There have been two broad genres of studies that attempt to tackle this problem. At the micro-level, urban designers and physiologists use physiological simulation and computational fluid dynamics to model building- and block-level air ventilation and thermodynamics. Their approach provides tangible and quantifiable outcomes but is often limited in scale and constrained by the number of criteria or hazard types included. A more comprehensive analysis at the macro level, led by urban planners, often uses qualitative approaches like surveys to obtain people’s opinions over an entire trip. However, these are often constrained in quantifiability. Recently, some researchers have started to combine these approaches for a “meso-level” analysis that addresses both comprehensiveness and tangibility, using transportation models and large-scale meteorological data. Yet, these approaches are primarily additive, missing the dynamic nature of transportation trips and the sophisticated mechanisms of heat exposure risk accumulation.

Despite increasing temperatures and impacts on transit users and pedestrians, a comprehensive system to quantify and evaluate heat impact on travelers at the network level does not currently exist. The goal of this study in addressing this issue is to develop comprehensive and quantifiable estimates of people’s thermal comfort during transit and walking trips at the network level to connect with theory and practice.

The dissertation approaches the problem with a comprehensive framework composed of three analytical modules. The first module conducts computer vision based analysis to identify sidewalk locations, delineate sidewalks, and model tree and building shades on sidewalk at different times of day throughout a year. The second module builds TransitSim and SidewalkSim to derive second-by-second transit trip trajectories and generate detailed activity profiles. The third module retrieves and extrapolates the meteorological data and applies National Weather Service’s standards to the calculation of thermal comfort indices. The new ThermoRoute Analyzer program estimates cumulative exposure based on NIOSH’s Work/Rest schedule.

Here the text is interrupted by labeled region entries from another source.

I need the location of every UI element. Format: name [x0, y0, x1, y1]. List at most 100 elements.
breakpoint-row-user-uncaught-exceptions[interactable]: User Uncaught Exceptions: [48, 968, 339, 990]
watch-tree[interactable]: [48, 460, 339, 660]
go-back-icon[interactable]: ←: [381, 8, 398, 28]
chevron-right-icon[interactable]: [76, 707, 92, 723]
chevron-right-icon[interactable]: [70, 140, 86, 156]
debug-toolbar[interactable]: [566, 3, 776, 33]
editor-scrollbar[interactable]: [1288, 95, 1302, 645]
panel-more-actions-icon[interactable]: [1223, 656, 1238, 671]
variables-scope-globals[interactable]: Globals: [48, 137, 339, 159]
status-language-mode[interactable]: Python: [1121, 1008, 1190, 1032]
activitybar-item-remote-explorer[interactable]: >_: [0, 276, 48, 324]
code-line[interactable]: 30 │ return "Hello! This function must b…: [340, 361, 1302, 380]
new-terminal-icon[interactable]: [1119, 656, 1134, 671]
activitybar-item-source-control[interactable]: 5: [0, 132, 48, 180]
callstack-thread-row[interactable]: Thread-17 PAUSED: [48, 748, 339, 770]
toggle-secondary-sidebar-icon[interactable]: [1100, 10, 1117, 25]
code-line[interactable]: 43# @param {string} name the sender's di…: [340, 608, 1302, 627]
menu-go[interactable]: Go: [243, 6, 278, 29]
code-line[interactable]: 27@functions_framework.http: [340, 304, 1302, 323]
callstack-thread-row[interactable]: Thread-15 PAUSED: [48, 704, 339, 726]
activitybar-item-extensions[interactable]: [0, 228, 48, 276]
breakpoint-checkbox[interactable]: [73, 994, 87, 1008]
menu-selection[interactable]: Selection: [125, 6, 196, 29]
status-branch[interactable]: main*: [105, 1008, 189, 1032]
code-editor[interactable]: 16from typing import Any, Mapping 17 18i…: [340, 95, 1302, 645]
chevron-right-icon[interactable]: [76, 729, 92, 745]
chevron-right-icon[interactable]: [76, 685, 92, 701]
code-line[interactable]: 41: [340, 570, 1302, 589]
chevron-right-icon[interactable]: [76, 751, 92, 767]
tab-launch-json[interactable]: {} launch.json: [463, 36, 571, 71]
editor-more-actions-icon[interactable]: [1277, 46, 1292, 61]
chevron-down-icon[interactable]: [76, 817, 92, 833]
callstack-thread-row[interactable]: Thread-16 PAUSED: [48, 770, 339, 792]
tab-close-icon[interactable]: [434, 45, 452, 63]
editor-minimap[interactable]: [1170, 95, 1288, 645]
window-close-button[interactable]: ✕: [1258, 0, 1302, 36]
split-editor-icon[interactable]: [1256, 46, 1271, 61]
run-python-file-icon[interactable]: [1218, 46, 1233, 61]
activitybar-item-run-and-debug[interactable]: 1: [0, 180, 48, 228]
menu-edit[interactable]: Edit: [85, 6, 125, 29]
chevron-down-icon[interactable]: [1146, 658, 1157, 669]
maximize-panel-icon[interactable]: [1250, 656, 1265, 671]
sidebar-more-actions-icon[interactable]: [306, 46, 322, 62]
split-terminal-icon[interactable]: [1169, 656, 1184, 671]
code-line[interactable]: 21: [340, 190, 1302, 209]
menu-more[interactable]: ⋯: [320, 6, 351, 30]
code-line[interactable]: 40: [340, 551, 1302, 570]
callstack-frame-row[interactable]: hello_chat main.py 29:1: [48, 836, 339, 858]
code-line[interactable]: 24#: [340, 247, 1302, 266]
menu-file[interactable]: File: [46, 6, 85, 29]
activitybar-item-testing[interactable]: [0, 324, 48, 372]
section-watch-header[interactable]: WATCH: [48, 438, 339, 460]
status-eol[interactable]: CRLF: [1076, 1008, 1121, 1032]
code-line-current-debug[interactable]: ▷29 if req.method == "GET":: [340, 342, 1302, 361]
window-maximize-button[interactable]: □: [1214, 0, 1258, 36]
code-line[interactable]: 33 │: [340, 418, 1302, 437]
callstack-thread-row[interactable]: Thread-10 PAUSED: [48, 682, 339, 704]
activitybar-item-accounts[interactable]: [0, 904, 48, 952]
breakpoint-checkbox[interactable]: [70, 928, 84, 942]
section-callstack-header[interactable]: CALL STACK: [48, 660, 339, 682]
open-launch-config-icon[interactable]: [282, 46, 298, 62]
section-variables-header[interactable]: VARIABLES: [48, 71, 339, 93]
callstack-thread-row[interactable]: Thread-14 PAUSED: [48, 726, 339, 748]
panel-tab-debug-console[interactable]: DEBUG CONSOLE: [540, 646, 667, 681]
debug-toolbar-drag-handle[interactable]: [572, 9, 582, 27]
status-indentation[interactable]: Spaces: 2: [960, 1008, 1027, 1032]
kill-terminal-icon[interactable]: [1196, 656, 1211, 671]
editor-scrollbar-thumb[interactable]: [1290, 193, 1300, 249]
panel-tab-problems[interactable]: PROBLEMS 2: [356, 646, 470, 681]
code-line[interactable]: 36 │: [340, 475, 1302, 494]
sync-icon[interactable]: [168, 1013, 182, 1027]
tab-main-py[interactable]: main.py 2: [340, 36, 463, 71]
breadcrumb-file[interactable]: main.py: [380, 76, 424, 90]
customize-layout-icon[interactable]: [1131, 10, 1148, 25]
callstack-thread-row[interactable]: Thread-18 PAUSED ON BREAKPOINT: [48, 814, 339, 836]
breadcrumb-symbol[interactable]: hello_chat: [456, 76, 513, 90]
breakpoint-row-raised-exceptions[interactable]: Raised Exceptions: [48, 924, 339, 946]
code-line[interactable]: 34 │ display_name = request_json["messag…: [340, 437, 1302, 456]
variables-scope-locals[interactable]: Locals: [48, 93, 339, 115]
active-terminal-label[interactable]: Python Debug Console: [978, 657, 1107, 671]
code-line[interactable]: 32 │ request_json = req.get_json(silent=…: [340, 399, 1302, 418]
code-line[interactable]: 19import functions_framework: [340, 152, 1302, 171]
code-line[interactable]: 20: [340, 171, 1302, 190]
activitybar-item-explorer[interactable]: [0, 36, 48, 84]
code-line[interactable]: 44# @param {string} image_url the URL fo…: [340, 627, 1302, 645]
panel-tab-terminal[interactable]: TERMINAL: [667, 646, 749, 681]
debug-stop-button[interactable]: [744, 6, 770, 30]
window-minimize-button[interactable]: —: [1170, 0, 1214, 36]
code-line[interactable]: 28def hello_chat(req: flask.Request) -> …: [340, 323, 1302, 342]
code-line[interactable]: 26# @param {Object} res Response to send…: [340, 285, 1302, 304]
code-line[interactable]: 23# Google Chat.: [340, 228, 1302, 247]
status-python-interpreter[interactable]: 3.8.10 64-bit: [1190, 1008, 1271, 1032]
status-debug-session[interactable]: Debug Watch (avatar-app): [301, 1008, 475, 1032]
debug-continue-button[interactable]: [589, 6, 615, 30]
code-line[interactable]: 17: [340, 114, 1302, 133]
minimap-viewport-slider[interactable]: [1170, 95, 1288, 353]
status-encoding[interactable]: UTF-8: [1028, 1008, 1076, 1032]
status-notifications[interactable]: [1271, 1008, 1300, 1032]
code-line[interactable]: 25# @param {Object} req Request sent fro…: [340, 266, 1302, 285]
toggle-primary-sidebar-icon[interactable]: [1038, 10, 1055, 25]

The effectiveness of the analytical modules is demonstrated through two case studies. The first case study involves an exposure analysis using data from over 40,000 samples collected in the Atlanta Regional Commission’s Transit Onboard Survey, which is representative of transit travel conditions on an average weekday. By calculating the cumulative extreme temperature exposure experienced during each trip and assessing the associated thermal risk, this case study assesses the overall severity of exposure in the region, highlights disparities across different demographic groups, and examines trends under future climate change scenarios. The second case study focuses on a constrained area in Downtown Lawrenceville, applying shortest path routing for hypothetical walk trips on July 21, 2024, the hottest day recorded in Earth's observatory history at the time of this dissertation's publication. This case study provides insights into potential changes in travel behavior when individuals are informed about their thermal exposure, illustrating how access to such information might influence decision-making.

This research contributes to the fields of transportation resilience and urban thermal comfort in three ways. Theoretically, this research enhances the understanding of travel decisions and network-level resilience concerning cumulative health risks, and bridges the gap between health risk assessments and transportation engineering. Methodologically, the study integrates analytical techniques across disciplines into a framework to address the comprehensive, tangible, and dynamic needs for trip- and individual-level exposure analysis. Practically, the tools developed are all open source, and the secondary data are all freely accessible online, allowing transportation and planning agencies to use the tools with their own primary data. The findings provide planning agencies with concrete and actionable insights.